After Moonraker, Roger Moore’s entries in the series got progressively less silly. Octopussy struck the perfect balance between the serious and silly aspects of the series without completely eschewing the goofy humor that was a trademark of the Moore era. Apart from from the cold open, in which Bond snowboards to the tune of “California Girls” by the Beach Boys, the rest of the film is a darker, more sober affair than any of the preceding films Moore starred in. A View to a Kill functions as a transitional film, easing us into the far darker take that I’ve heard Dalton’s two entries went with.
That being said, this is probably the most distinctly 80’s of any Bond film before or since. To that point, the theme song is provided this time around by Duran Duran (definitely in my top five Bond songs), over a totally 80’s title sequence, replete with neon. The plot also exemplifies the Silicon Valley tech boom of the 80’s, centering around said area of San Francisco and a scheme involving advanced microchips.
The villain of the piece is a platinum blonde, billionaire industrialist named Max Zorin, played by none other than Christopher Walken. He does have penchant for playing characters named Max, doesn’t he? Looking at you, Max Schreck from Batman Returns. Walken does a great job here, even if it is a little distracting to see an actor so well-known in this role. More distracting still is the fact that he’s apparently supposed to be French, I think, and have been trained by the KGB, yet Walken makes no attempt at an accent.
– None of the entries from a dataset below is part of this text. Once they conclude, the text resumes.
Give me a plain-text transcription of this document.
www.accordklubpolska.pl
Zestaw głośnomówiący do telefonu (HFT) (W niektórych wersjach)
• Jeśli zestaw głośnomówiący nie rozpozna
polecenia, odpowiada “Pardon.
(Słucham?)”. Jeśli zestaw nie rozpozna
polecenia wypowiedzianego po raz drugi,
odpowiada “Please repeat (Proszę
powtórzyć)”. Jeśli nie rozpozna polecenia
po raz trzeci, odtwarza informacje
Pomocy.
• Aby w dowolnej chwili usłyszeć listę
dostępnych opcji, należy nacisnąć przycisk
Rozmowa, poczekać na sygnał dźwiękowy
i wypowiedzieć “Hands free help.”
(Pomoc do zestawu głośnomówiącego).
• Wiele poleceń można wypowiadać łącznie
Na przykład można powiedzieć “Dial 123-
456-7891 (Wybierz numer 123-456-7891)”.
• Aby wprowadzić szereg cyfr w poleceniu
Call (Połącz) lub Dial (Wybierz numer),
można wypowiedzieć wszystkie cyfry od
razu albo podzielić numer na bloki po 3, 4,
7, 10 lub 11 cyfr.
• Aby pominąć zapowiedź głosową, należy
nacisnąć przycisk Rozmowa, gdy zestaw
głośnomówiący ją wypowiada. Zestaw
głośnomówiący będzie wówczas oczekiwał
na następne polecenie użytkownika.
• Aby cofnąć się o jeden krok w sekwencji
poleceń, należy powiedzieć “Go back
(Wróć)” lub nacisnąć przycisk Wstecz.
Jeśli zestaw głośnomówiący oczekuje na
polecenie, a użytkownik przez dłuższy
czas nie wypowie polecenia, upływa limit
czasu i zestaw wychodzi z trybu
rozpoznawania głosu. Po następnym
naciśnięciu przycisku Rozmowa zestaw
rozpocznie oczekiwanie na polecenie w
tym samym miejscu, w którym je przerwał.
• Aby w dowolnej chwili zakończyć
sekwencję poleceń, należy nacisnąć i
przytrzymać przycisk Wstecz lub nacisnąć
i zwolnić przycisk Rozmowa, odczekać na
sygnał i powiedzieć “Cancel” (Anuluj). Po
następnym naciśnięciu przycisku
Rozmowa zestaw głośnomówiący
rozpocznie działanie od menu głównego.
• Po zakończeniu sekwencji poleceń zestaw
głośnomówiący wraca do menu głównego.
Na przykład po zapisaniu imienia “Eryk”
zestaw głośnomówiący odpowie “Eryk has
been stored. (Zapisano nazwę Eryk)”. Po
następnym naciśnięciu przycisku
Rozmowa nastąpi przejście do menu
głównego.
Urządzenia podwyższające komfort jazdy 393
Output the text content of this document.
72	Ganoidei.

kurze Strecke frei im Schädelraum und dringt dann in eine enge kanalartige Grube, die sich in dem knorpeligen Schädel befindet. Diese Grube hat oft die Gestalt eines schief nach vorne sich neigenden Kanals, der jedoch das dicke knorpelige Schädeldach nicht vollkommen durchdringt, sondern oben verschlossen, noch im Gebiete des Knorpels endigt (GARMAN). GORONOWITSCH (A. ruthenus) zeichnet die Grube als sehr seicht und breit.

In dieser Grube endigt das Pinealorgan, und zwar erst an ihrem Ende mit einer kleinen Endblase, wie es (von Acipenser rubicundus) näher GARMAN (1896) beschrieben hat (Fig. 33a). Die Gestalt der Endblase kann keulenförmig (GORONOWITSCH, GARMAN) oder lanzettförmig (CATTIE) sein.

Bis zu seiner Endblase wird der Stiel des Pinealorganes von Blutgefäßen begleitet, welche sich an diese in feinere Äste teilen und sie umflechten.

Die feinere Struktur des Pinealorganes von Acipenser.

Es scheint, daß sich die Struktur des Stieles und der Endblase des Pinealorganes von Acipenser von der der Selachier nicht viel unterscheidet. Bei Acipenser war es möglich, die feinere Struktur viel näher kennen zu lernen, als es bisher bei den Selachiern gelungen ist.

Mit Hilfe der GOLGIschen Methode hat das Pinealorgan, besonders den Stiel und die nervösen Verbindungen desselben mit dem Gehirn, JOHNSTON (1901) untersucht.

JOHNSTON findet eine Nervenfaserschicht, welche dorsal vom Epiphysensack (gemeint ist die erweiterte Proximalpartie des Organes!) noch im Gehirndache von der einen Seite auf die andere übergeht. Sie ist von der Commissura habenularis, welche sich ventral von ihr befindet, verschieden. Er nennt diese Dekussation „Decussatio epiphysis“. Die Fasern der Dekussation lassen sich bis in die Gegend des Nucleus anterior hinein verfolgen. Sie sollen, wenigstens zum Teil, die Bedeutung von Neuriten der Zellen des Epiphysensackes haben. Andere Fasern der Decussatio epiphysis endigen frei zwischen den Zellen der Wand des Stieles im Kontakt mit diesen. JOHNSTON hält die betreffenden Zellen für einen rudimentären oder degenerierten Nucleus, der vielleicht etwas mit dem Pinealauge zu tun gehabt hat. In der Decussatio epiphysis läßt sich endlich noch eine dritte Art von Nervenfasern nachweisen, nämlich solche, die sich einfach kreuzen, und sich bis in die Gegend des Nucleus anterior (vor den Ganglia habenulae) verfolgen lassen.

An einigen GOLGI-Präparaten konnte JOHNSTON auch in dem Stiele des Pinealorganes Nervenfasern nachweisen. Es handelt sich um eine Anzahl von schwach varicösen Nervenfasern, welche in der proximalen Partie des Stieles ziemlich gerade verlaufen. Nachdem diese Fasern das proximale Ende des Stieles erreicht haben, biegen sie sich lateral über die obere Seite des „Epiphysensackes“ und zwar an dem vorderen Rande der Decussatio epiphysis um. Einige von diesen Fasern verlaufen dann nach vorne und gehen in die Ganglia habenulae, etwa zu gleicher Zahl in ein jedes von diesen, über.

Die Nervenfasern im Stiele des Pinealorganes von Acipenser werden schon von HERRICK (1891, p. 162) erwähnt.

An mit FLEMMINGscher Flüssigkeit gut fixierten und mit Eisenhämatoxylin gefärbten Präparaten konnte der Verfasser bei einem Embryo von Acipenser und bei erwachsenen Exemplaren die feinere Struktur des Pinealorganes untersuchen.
Probably for the best actually. Can you imagine his labored speech pattern in either a French or Russian accent? It’s also explained that he is the result of a biological experiment involving steroids which left him extremely intelligent at the cost of his sanity. This backstory is unnecessary. In all actuality, he doesn’t come off as all that smart.
In point of fact, his scheme is just as convoluted and stupid as his predecessors’. Zorin has got his hands on designs for a new microchip that wont short out from an EMP or any such thing. He plans to mass manufacture them, but before he can do that he wants to take out the competition. After purchasing an oil company, he plans to flood the pipelines with seawater, and blow them up in order to cause a major earthquake that will destroy all of Silicon Valley, so that he holds all the chips as it were. Complicated enough? It doesn’t make a ton of sense either. Is he not destroying a number of potential buyers? Wouldn’t some of these companies be manufacturing a large portion of the technological devices that could make use of those chips? That isn’t even the end of it. Zorin is also using the chips to administer a steroid (presumably a similar steroid to the one that gave him his higher than average intelligence) to horses in order to win races. First of all, steroids don’t just magically and instantly make something stronger. Why is it vital to administer the steroid during the race? Just give them the steroid beforehand. Don’t draw attention to yourself by using the experimental microchips you lifted, dummy!
The horse racing part of the story pretty much takes up all of the first act. After the iconic sequence on the Eiffel Tower, and the ensuing chase scene in which Bond pursues Grace Jones’ character, in half a car at one point, the film stalls until we get to San Francisco.
On Grace Jones, I wouldn’t classify her as a typical Bond Girl. There is the obligatory in which she has sex with Bond, which happens rather abruptly I might add. Apart from that, she actually functions as the henchwoman for Zorin. Sure, women have worked for the bad guy before in these movies, but this is the first time a woman has ever been the muscle in this series. It’s refreshing to see, and Grace Jones brings her signature style to create a henchperson that can stand alongside Oddjob or Jaws. She turns face by the end, but does nothing to diminish what came before.
Roger Moore is the oldest he has looked, but honestly, he’s at his very best here. I am going to miss him. After seven movies of seeing him charm his way through one situation to the next, I’ve actually become somewhat emotionally attached to Moore’s interpretation of the character. It’s upsetting that I can never again watch one of his outings as Bond for the first time. It’s not even just him I have to say goodbye to. Lois Maxwell, after playing Miss Moneypenny for all fourteen films thus far also leaves. A View to a Kill feels like an ending to classic Bond.
This film is a great send off to Roger Moore, and classic Bond in general. It’s not my favorite of this era, Octopussy better exemplified the best of Moore’s entries, and The Man with the Golden Gun was more entertaining in its wacky stupidity. This film however is overall better made. It’s good to see Moore leave us on a high note.